Creative Strategy Lions: Cannes 2021 Decoded
Grand Prix for Cheetos 'Can't Touch This' by Goodby Silverstein & Partners. Creative Strategy Lions Jury President, Suzanne Powers, shares her insights
The Grand Prix went to ‘Can’t Touch This’ by Goodby Silverstein & Partners, San Francisco for Cheetos. This Super Bowl ad launched Cheetos Popcorn with an ingenious take on MC Hammer’s iconic catchphrase "U Can’t Touch This".
This campaign marked the first time in more than a decade that Cheetos made an appearance in the Big Game. The purpose: to promote the new Cheetos Popcorn, which riffs off the realty that eating Cheetos make touching anything a bit of a messy situation.
The Creative Strategy Lions, which honour work that demonstrates how strategic planning can redefine a brand, reinvent its business, and influence consumers, or wider culture, received 677 entries and awarded 20 Lions: 3 Gold, 7 Silver, and 9 Bronze.
We asked the Creative Strategy Lions Jury President, Suzanne Powers, Global President & Chief Strategy Officer, McCann Worldgroup, Global for her insights.
What are the key criteria for this category?
Strategy that unlocks an irrefutably powerful creative solution. As a jury, we were looking to award Creativity that is Strategic And Strategy that is Creative.
We hunted for work that helped the brand, product or service take a leap that drives impact to the business, brand, and, yes, ideally culture.

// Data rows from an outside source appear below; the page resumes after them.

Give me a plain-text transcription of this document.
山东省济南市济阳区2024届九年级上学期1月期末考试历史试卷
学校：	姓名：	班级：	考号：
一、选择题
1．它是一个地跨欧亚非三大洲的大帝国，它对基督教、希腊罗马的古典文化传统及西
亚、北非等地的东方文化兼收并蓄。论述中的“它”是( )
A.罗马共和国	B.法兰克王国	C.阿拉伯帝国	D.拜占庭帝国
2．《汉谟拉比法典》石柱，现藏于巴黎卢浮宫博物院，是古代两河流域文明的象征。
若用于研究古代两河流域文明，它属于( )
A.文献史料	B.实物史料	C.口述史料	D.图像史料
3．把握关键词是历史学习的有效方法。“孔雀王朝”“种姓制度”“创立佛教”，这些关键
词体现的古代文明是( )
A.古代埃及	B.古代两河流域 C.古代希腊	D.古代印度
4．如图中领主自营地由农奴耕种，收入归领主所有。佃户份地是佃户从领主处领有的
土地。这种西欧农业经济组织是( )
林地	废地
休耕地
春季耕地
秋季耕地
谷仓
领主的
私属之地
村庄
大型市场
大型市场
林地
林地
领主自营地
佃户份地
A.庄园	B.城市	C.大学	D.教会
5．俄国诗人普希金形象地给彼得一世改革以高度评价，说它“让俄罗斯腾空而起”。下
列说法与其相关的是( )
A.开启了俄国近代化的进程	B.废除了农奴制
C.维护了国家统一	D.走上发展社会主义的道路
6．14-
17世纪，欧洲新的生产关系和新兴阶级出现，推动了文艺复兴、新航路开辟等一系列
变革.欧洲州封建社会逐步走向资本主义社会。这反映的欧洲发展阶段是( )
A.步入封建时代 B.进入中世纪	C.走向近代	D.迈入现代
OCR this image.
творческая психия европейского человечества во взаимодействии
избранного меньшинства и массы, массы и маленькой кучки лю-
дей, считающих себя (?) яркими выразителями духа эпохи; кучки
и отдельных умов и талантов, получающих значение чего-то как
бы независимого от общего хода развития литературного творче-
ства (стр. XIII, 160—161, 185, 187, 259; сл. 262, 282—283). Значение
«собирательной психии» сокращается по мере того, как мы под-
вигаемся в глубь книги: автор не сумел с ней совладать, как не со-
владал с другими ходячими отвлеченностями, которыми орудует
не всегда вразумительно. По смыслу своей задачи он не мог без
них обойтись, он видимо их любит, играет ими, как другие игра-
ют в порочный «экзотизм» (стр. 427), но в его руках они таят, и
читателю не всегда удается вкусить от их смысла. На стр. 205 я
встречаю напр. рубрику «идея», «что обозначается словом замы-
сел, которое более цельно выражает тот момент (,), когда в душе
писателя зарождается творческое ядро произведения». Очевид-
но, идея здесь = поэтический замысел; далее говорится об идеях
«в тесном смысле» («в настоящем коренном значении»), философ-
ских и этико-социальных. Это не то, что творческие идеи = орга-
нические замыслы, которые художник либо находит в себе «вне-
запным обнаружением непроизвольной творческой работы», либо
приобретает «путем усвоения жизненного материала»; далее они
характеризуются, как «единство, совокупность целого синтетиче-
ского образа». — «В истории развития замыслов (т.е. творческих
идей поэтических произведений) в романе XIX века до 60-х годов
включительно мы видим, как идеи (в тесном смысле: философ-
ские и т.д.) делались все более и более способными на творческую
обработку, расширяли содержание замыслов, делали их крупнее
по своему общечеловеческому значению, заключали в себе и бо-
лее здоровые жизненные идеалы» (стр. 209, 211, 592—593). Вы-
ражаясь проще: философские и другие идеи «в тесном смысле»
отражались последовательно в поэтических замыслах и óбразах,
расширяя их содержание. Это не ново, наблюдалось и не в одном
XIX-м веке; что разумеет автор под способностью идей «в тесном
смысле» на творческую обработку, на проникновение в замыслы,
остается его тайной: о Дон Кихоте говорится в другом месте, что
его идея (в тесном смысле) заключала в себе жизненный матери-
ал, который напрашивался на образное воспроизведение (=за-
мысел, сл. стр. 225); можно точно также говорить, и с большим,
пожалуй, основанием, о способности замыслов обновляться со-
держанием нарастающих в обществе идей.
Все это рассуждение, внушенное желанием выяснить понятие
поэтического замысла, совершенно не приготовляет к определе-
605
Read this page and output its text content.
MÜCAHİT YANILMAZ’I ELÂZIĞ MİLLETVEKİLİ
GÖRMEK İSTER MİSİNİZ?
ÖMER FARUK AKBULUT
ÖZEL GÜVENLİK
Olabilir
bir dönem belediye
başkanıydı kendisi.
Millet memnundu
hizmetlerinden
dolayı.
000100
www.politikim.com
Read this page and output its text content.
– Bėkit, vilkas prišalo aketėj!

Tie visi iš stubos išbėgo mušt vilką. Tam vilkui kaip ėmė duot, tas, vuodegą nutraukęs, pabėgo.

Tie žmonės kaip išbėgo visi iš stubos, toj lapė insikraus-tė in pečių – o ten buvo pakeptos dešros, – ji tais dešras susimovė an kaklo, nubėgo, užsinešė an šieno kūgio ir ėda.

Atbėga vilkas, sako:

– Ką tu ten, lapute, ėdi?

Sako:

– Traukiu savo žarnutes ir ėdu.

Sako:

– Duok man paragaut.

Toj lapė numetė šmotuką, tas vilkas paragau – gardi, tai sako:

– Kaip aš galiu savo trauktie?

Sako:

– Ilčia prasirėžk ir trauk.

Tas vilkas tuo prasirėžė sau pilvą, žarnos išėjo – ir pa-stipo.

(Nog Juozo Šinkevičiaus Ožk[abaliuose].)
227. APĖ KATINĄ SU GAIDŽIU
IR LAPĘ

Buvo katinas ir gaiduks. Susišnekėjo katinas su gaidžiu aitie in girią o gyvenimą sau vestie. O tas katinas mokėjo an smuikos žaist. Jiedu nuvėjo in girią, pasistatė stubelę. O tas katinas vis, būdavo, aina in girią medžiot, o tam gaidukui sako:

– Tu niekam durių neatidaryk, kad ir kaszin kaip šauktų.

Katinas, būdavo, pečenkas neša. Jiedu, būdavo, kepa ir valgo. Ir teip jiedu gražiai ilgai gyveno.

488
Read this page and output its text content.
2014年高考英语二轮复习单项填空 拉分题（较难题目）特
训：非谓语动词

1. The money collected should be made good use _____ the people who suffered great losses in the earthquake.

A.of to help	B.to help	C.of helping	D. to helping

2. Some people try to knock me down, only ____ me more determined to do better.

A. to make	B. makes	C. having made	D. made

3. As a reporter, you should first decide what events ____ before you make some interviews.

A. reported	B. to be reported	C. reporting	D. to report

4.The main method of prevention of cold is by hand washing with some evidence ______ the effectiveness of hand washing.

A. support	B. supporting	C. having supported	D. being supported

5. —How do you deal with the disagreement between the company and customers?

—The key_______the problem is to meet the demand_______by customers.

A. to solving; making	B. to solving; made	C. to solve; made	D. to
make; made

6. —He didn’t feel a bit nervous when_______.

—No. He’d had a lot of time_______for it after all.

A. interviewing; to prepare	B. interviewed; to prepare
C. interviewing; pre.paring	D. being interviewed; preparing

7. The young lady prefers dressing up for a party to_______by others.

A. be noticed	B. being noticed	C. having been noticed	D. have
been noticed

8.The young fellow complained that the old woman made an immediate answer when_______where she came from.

Importantly, to us, ‘impact’ does not mean massive size – it means ‘effect with intensity’
We awarded based on this, or put another way, cases that should serve the industry as a blueprint to solve problems for business, brand and culture.
What key trends did you see this year?
There were three key macro trends for me.
The fundamentals of Creative Strategy are more important than ever. Digging deep for the real problem at hand; unlocking an insight that’s not only true to the brand, product or service; but also unlocks a unique powerful creative solution; and activating that solution in strategically brilliant ways with reach, focus and intensity; generates the strongest impact. Strong insights are key to unlocking creativity: whether that was human, cultural, product, business, categorical, or better yet a combination.
Solutions that were truthfully integral to the product, service or brand, itself, rather than appropriation, or borrowed interest, yield the most power.
Global platforms can travel, yes, but local nuance/depth of understanding is critical to identifying the most powerful ways to activate those ideas to impact the local culture.
Bravery is crucial- whether that’s finding the evidence to push an idea to fruition; taking a broader/bigger stance to champion a societal issue in ways that are right for the brand; or even to push through all of the varieties of experiences that an idea can/should extend through.
Big brands bravely championed societal issues. As the pandemic amplified many issues of humanity, brands stepped up to fight for real change in ways that were integral to their business rather than superficial. (Starbucks, A/B, J&J, Unilever/Dove, etc.)
Smaller, local efforts taught us valuable lessons through brave creativity to solve their local (yet often globally relevant) issues (Interval House/Freedom Tampons, Hope Tape, Dad’s Job, etc.)
Taking a typically ‘boring’ brief/assignment and bravely turning it on its head unlocked massive creativity (T3/Connected Island selling a BtoB offering, Cheetos launching a product variant)
We need marketing to champion the human condition and represent the emotional range. Brands, through their creativity, showed us they can run the gamet: from bringing joy and lightness; to illuminating and pushing to solve the world’s biggest problems; and everything in between.
All of this is strategically Creative and creatively Strategic.